Open CollinReeser opened 9 years ago

CollinReeser commented 9 years ago

At present it appears we need deep-copy, deep-mark, deep-pointer-grab, deep-compare, deep-compare-ordering, and deep-hashing algorithms. Each of these algorithms are structured very similarly, but perform a different job.

Deep-mark is the most directly relevant to GCing, as it is the algorithm that descends an object of a particular type, sets that object's own mark bit, and then recursively descends on any and all members of that object which have not yet had their mark bit set. This will set all of the mark bits of every object in an arbitrary datastructure, such that the sweep stage of GC can then free all objects without their mark bit set.

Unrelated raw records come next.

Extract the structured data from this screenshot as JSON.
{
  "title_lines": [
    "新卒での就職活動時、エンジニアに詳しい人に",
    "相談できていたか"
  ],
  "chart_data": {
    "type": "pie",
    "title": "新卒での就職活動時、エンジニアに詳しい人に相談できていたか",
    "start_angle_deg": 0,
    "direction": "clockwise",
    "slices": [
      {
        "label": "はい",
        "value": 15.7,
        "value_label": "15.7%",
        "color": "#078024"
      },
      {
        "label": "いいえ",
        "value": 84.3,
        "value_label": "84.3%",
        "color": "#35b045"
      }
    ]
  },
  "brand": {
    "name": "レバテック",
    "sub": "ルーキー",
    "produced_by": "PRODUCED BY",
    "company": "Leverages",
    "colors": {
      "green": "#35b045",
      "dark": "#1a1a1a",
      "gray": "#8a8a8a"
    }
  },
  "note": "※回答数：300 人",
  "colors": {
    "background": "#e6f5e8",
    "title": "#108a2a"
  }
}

Deep-pointer-grab descends an arbitrary datastructure that is believed to not belong to any thread GC yet, and updates the GC object to tell it that it now owns every object in the datastructure.

Deep-copy is likely the trickiest, as it seems the algorithm both needs to descend to the bottom of the object first so that the copy can be made bottom-up, and also it needs to keep track of cycles in the datastructure so that the same object referenced in more than one place in the datastructure is handled properly in the production of the copy. This algorithm is necessary for the future .dup property to force production of a deep copy of an object in mellow code, and this algorithm is necessary to deep copy any object that passes through a channel to another thread, so that no thread has reference access to data that any other thread has access to, excepting the channels themselves.

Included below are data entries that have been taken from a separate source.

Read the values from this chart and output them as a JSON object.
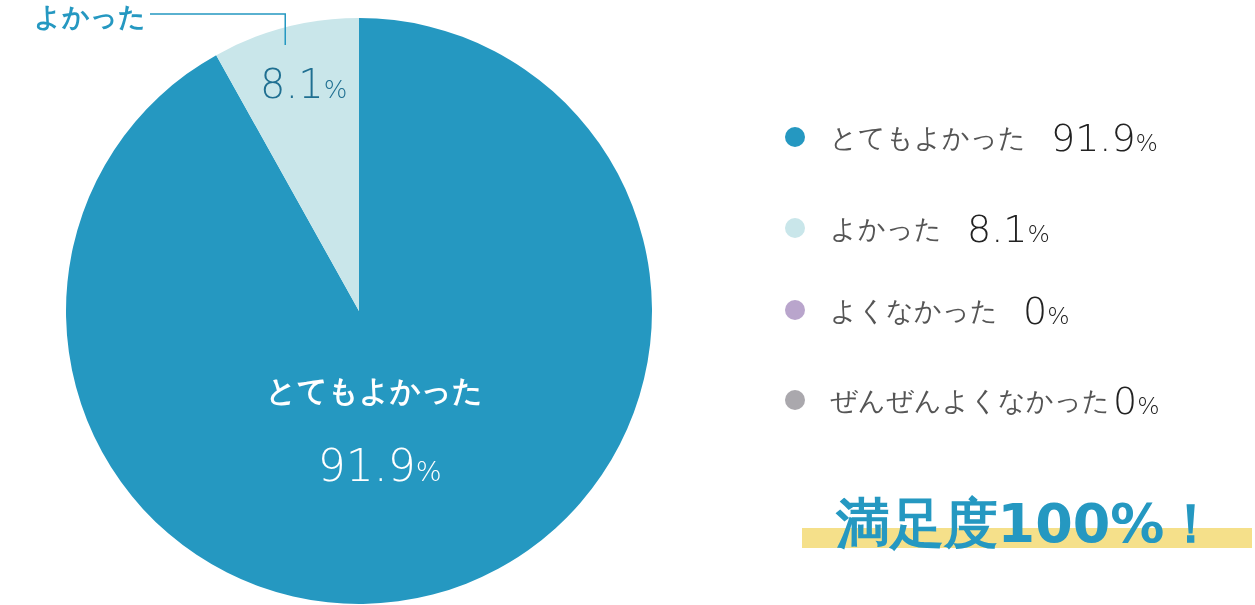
{
  "chart_data": {
    "type": "pie",
    "categories": [
      "とてもよかった",
      "よかった",
      "よくなかった",
      "ぜんぜんよくなかった"
    ],
    "values": [
      91.9,
      8.1,
      0,
      0
    ],
    "colors": [
      "#2598c1",
      "#c9e6ea",
      "#b9a5cc",
      "#aaa8ad"
    ],
    "value_labels": [
      "91.9%",
      "8.1%",
      "0%",
      "0%"
    ],
    "legend": "right",
    "annotations": [
      "満足度100%！"
    ]
  }
}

Deep-compare is necessary for set and hash operations. Only strings and basic data-types will be compared, though all objects should be reducable to those elements given enough recursion into the object type.

Deep-hashing is necessary for hashing operations. Similarly to deep-compare, ultimately the hashing operation is reduced to interacting with strings and the basic data-types.

To produce these algorithms, each unique type, down to how a templated type is instantiated, must have an associated, compiled function that performs each of those unique tasks. With the GC runtime, all objects will have a 16-byte object header, wherein the first bit is the mark bit, several more bits are reserved, and the remainder of the first 8 bytes of the header will be used to contain the type's integral identifier, for use during runtime, including these algorithms. In particular, x86 jump tables will be produced, so that for any type, it is only two instructions to lea the address of the relevant type's algorithm, and a jmp to jump to it.

Essentially, "sub-compilers" will need to be implemented that can implement each of these algorithms for every type discovered within a mellow program. Each type will need to be collected, and a list of the unique types passed along to the sub-compilers to produce the relevant functions for each algorithm for each type.

Some types will need to have a "canned" type identifier, such as strings, channels (a deep copy of a channel is simply a copy of the channel itself, set explicitly to empty), and one or more Maybe template instantiations depending on usage within the standard library, such that when objects of those types are explicitly constructed in C within the runtime or the stdlib, their proper integral type identifier can be set.

CollinReeser commented 8 years ago

The hashing and comparison functions shall no longer be deep algorithms, but shall stay to the first level in a hierarchy. For an arbitrary object, such as a struct, the hash for that object will be the multiplication of each sub-hash, where each toplevel element in the object is hashed as follows: Primitive data types are hashed directly. Strings are hashed using the string hashing function. Any and all reference types are hashed as though their representative pointers were integral values. Therefore, no recursive descent takes place.

The comparison functions are similar: Direct comparison of primitive datatypes and strings, and direct comparison of the integral values of the pointers of any reference types.